The Use of Tanal A for Haze Formation in Beer, presented by Fausto Yu-Shan, Wyeast Laboratories – view recording
Join us for a Technical Brewing Session to learn about Tanal A, its chemical composition, the natural sources from where it is extracted, and how it can contribute to produce haze in certain beer styles such as German Hefeweizen, Belgian Wit and New England IPAs in which the presence of a haze is expected.
Combatting the Labor Shortage and Elevating Your Service, presented by Maggie Read, Arryved – view recording
As we make our way out of the pandemic, we have to contend with a completely different world than the one we used to live, work, and play in. Small business owners are struggling to rebuild their post-pandemic teams while still suffering from limited capacity and lower margins. So how do you and your team come back stronger than before? Take what you’ve always done right (great service) and blend it with some helpful tech tools. We’ll talk all about incorporating tech to enhance your service model and help your team excel.
Virginia Craft Beer Growth Regulatory Issues – view recording
Speakers: Nicole Harrell, Esq., CIPP/US, Kaufman & Canoles PC, Porter Hardy, Smartmouth Brewing Co., Eric McKay, Hardywood Park Craft Brewery & Brett Vassey, Virginia Craft Brewers Guild
This session will focus on select regulatory issues that will help the Virginia Craft Beer Industry continue to grow and profit: Temporary Distribution Agreements w/VA Beer Franchise Act Waivers, Distributor Performance Regulation, Expedited Distribution Agreement Termination Process @ ABC; and CBD-infused Craft Beer.
10th Anniversary Collaboration Beer Introduction – view recording
Speakers: David St. Clair, Swover Creek Farms Brewery, & Tiffany Meyers, Ballad Brewing
Learn all about the collaboration Farmhouse Ale launching this fall to celebrate the 10th Anniversary of the Guild. Breweries on the Collaboration Beer Panel include: Swover Creek Farms Brewery, Mountain Valley Brewing, Starr Hill Brewery, St. George Brewing Company, Old Ox Brewery & Ballad Brewing.
Creative Yeast Ideas for Utilizing R&D and Pilot Systems, presented by Erik Fowler, White Labs, Inc. – view recording
Join Erik Fowler of White Labs in discussing Creative Ideas for Utilizing R&D and Pilot Systems. This lecture will cover using new yeast strains for trending styles, yeast nutrition in beer, and adjusting fermentation profile for creating complexity. Along with determining a target profile and consumer preferences, it’s critical to understand new yeast strains and process considerations to ensure your beer is created as intended, scalable, and reproducible.

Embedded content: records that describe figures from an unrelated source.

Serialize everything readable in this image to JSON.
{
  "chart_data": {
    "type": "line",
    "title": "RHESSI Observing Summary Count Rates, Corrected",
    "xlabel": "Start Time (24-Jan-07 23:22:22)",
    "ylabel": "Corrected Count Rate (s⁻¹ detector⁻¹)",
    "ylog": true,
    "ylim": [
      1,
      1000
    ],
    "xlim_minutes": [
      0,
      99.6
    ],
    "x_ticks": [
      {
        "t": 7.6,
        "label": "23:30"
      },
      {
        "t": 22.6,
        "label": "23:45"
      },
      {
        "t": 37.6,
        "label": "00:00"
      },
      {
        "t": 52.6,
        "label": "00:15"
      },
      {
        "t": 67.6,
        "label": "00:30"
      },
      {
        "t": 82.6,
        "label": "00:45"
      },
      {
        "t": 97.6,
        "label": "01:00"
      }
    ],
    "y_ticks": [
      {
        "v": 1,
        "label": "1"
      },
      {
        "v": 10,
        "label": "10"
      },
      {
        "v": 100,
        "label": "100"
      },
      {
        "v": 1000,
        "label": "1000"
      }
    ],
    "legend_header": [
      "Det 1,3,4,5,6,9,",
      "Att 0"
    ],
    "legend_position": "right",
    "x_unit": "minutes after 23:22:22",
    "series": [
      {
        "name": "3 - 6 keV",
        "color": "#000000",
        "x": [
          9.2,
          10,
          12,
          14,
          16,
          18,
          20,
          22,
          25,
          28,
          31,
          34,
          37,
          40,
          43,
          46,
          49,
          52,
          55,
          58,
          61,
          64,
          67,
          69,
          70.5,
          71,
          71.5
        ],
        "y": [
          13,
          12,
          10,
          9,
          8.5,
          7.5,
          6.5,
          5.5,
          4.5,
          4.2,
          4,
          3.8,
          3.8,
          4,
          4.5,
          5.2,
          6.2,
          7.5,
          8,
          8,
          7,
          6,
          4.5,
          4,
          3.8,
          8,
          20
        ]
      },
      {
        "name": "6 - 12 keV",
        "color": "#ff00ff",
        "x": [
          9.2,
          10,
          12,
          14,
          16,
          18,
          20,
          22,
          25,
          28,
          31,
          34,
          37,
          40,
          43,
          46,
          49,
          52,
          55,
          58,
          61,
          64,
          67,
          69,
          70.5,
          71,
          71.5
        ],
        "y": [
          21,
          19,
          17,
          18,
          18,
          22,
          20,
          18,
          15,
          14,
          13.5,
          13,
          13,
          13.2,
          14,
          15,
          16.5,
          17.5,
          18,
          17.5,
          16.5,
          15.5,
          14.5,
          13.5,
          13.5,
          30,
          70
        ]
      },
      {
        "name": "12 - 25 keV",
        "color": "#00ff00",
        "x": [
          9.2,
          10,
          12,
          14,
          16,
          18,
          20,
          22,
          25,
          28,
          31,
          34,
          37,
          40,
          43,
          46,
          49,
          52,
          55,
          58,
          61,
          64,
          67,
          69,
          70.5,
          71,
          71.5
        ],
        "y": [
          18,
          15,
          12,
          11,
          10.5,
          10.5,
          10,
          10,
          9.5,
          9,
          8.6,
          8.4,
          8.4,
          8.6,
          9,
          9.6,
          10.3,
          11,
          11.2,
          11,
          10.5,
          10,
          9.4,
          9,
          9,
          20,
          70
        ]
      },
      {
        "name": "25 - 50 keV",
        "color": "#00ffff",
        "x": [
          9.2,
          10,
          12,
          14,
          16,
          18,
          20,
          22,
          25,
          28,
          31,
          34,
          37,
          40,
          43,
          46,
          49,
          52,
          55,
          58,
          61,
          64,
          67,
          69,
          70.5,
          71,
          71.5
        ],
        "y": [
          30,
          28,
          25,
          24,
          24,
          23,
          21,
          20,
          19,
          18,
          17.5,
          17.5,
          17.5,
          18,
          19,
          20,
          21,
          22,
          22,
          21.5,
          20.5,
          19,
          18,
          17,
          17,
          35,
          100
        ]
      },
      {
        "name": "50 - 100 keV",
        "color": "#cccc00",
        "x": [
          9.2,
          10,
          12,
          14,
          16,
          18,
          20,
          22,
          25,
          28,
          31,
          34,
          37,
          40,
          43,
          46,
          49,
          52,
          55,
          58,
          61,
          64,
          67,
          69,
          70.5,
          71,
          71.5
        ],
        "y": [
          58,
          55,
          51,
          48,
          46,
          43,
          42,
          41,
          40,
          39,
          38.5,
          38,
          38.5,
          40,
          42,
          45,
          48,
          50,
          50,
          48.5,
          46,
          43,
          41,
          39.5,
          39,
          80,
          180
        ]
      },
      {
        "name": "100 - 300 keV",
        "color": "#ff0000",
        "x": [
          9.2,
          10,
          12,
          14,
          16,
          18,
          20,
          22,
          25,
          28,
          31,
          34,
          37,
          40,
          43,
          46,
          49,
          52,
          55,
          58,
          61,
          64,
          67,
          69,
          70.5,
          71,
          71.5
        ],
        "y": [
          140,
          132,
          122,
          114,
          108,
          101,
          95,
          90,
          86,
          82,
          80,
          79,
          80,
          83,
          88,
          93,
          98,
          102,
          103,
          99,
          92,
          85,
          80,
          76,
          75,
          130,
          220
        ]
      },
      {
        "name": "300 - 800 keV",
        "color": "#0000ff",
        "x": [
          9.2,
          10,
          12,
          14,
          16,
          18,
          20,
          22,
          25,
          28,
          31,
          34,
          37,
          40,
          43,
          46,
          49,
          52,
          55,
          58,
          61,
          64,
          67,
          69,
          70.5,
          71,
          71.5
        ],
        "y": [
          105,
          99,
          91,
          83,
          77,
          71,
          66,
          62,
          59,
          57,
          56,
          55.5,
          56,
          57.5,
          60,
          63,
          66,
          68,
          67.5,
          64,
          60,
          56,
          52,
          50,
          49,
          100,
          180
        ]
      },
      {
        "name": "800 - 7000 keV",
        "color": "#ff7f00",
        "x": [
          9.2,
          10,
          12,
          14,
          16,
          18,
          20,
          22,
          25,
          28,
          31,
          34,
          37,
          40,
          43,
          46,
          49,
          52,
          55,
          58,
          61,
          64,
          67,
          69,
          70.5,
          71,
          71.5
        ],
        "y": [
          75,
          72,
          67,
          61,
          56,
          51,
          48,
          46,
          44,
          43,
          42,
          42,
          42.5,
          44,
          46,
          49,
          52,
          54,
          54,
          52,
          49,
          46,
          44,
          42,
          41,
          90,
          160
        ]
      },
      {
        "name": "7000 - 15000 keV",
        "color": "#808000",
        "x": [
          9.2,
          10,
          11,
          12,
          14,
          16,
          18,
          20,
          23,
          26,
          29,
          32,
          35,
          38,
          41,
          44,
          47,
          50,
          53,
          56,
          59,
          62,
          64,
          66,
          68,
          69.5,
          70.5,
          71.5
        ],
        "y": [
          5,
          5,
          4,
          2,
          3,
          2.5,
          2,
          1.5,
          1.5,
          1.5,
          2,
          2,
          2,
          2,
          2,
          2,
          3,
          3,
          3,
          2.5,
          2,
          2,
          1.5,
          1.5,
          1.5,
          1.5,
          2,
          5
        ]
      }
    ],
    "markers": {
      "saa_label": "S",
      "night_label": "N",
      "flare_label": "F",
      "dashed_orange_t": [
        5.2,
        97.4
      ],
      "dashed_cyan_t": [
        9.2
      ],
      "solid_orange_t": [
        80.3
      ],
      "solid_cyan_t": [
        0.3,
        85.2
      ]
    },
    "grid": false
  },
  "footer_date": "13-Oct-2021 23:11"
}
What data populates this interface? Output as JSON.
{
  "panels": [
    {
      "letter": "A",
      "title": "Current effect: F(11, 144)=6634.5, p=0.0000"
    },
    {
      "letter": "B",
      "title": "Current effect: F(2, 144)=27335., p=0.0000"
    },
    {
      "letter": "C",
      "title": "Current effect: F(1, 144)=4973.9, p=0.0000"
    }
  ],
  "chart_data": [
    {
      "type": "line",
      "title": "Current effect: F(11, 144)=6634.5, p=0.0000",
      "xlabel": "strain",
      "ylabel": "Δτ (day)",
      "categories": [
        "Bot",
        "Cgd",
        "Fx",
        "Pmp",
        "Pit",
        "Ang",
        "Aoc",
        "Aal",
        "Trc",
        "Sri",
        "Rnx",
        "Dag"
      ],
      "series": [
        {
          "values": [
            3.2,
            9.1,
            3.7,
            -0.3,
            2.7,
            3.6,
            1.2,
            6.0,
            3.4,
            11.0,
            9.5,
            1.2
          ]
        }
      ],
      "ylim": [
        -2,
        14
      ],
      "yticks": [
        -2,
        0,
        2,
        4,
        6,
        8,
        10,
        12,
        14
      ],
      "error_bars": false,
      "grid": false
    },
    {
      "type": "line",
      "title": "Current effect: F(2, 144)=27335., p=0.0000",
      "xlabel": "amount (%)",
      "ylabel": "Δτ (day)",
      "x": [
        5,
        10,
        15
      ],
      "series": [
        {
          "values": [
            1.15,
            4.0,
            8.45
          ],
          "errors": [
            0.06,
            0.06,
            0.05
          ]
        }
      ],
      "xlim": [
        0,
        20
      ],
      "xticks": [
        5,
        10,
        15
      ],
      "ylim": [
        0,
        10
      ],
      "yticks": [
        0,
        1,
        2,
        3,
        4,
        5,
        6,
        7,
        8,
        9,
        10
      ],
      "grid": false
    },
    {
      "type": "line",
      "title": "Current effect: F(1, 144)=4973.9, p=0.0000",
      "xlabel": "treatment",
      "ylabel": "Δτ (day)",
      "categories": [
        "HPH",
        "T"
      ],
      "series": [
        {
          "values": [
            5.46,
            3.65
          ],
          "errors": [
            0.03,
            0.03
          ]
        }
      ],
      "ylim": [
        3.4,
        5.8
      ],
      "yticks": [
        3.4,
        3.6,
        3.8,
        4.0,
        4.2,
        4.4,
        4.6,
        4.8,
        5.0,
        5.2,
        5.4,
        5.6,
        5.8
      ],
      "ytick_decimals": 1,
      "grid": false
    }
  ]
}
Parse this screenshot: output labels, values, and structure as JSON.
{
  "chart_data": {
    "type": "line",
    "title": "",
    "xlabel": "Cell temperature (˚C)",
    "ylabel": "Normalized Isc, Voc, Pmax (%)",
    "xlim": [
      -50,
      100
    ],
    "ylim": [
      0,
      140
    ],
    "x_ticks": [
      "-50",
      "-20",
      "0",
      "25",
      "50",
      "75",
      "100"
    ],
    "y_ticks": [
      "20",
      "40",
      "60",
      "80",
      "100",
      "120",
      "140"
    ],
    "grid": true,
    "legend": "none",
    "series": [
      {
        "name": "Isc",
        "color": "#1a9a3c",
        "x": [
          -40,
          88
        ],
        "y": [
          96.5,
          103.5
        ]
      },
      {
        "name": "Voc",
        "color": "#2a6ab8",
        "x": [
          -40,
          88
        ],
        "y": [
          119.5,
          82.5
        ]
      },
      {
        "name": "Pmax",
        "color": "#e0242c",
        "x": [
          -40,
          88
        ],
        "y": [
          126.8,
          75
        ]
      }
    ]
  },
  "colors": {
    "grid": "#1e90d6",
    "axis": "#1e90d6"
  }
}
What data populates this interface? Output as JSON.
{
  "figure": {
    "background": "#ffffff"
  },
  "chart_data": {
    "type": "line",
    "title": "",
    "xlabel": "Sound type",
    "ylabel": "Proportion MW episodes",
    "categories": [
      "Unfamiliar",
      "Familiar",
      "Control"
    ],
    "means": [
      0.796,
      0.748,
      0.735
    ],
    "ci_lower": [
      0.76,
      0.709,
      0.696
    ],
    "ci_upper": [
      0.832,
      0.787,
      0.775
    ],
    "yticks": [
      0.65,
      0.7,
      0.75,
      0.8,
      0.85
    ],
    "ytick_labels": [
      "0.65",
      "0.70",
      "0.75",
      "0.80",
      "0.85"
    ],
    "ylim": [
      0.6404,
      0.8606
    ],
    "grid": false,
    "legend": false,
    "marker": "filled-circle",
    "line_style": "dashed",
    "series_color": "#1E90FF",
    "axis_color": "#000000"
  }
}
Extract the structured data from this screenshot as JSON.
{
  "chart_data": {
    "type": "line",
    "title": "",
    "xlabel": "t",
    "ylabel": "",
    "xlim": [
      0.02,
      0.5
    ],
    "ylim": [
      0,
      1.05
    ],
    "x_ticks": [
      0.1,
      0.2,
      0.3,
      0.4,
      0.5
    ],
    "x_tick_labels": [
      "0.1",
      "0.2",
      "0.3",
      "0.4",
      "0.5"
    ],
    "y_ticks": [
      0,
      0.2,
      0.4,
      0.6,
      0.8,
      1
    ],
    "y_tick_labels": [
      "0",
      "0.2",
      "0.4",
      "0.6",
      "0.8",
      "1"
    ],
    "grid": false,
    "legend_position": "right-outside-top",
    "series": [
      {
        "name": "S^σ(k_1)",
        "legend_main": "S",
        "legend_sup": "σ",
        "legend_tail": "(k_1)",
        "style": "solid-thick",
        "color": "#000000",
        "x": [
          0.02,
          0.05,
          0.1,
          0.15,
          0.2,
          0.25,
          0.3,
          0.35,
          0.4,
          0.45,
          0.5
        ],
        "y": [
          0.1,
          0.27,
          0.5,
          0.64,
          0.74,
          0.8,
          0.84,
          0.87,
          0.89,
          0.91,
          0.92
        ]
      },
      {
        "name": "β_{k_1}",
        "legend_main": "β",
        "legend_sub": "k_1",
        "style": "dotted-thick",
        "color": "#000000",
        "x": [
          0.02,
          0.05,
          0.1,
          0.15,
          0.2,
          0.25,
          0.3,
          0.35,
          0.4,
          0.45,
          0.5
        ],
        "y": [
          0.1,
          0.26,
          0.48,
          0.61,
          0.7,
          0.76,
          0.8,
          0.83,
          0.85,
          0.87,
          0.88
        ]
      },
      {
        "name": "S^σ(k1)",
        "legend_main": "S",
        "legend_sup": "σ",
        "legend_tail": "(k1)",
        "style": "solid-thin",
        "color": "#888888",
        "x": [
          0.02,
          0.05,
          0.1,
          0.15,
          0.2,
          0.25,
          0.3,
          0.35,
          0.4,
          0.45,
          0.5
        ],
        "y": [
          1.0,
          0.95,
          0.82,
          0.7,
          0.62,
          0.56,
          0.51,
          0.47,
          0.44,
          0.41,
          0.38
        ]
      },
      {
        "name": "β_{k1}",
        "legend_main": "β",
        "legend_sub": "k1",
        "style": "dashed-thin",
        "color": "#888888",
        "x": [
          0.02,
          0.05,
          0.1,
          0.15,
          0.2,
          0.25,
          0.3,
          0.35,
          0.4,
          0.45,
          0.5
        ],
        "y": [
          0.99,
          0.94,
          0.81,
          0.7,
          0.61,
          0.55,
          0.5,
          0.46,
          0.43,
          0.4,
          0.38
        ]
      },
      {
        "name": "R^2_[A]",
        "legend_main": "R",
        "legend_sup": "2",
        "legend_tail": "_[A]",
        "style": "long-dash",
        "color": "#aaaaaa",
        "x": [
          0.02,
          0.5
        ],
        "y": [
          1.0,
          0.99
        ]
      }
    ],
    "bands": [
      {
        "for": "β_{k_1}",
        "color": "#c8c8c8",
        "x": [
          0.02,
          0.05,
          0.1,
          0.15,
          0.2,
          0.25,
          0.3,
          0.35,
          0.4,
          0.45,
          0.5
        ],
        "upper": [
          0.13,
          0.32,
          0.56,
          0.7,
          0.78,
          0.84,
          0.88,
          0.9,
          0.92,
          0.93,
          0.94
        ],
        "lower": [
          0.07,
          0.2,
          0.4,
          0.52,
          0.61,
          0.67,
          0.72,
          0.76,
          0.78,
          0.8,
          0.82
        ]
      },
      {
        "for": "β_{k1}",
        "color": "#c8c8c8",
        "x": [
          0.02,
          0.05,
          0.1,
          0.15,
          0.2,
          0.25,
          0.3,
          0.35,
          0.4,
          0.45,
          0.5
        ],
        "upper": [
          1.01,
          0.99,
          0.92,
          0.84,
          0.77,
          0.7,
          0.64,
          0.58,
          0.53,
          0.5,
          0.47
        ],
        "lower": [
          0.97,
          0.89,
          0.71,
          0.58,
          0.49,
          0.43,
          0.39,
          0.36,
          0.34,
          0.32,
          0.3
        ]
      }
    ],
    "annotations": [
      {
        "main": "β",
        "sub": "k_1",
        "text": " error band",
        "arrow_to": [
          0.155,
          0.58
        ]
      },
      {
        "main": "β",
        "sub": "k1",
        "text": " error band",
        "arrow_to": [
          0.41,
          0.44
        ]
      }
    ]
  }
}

Developing Your Own Talent: University of Richmond Brewing Certification Program – view recording
Speakers: Bobby Faithful, University of Richmond; Robyn Smyth, Virginia Tech
Learn all about the University of Richmond Brewing Certification Program and how you can use it to elevate your team.
Hard Seltzer Fermentation Analysis and Optimization, presented by Ben Koppenhaver – view recording
Hard seltzer has risen in popularity tremendously. Since 2016, the market share of hard seltzer has annually increased by ~130%. From small brewpubs to large international brewery conglomerates, all have put effort towards producing hard seltzer. Although primarily made of essentially simple ingredients, its fermentation can be quite challenging. Hard Seltzer production routinely demands intense downstream polishing to create a palatable and clean product, often unattainable without specialized equipment and techniques. Here we report on our efforts to streamline the fermentation process, so breweries can minimize downstream processing, and even forego it altogether, as well as share detailed results we obtained during our analysis.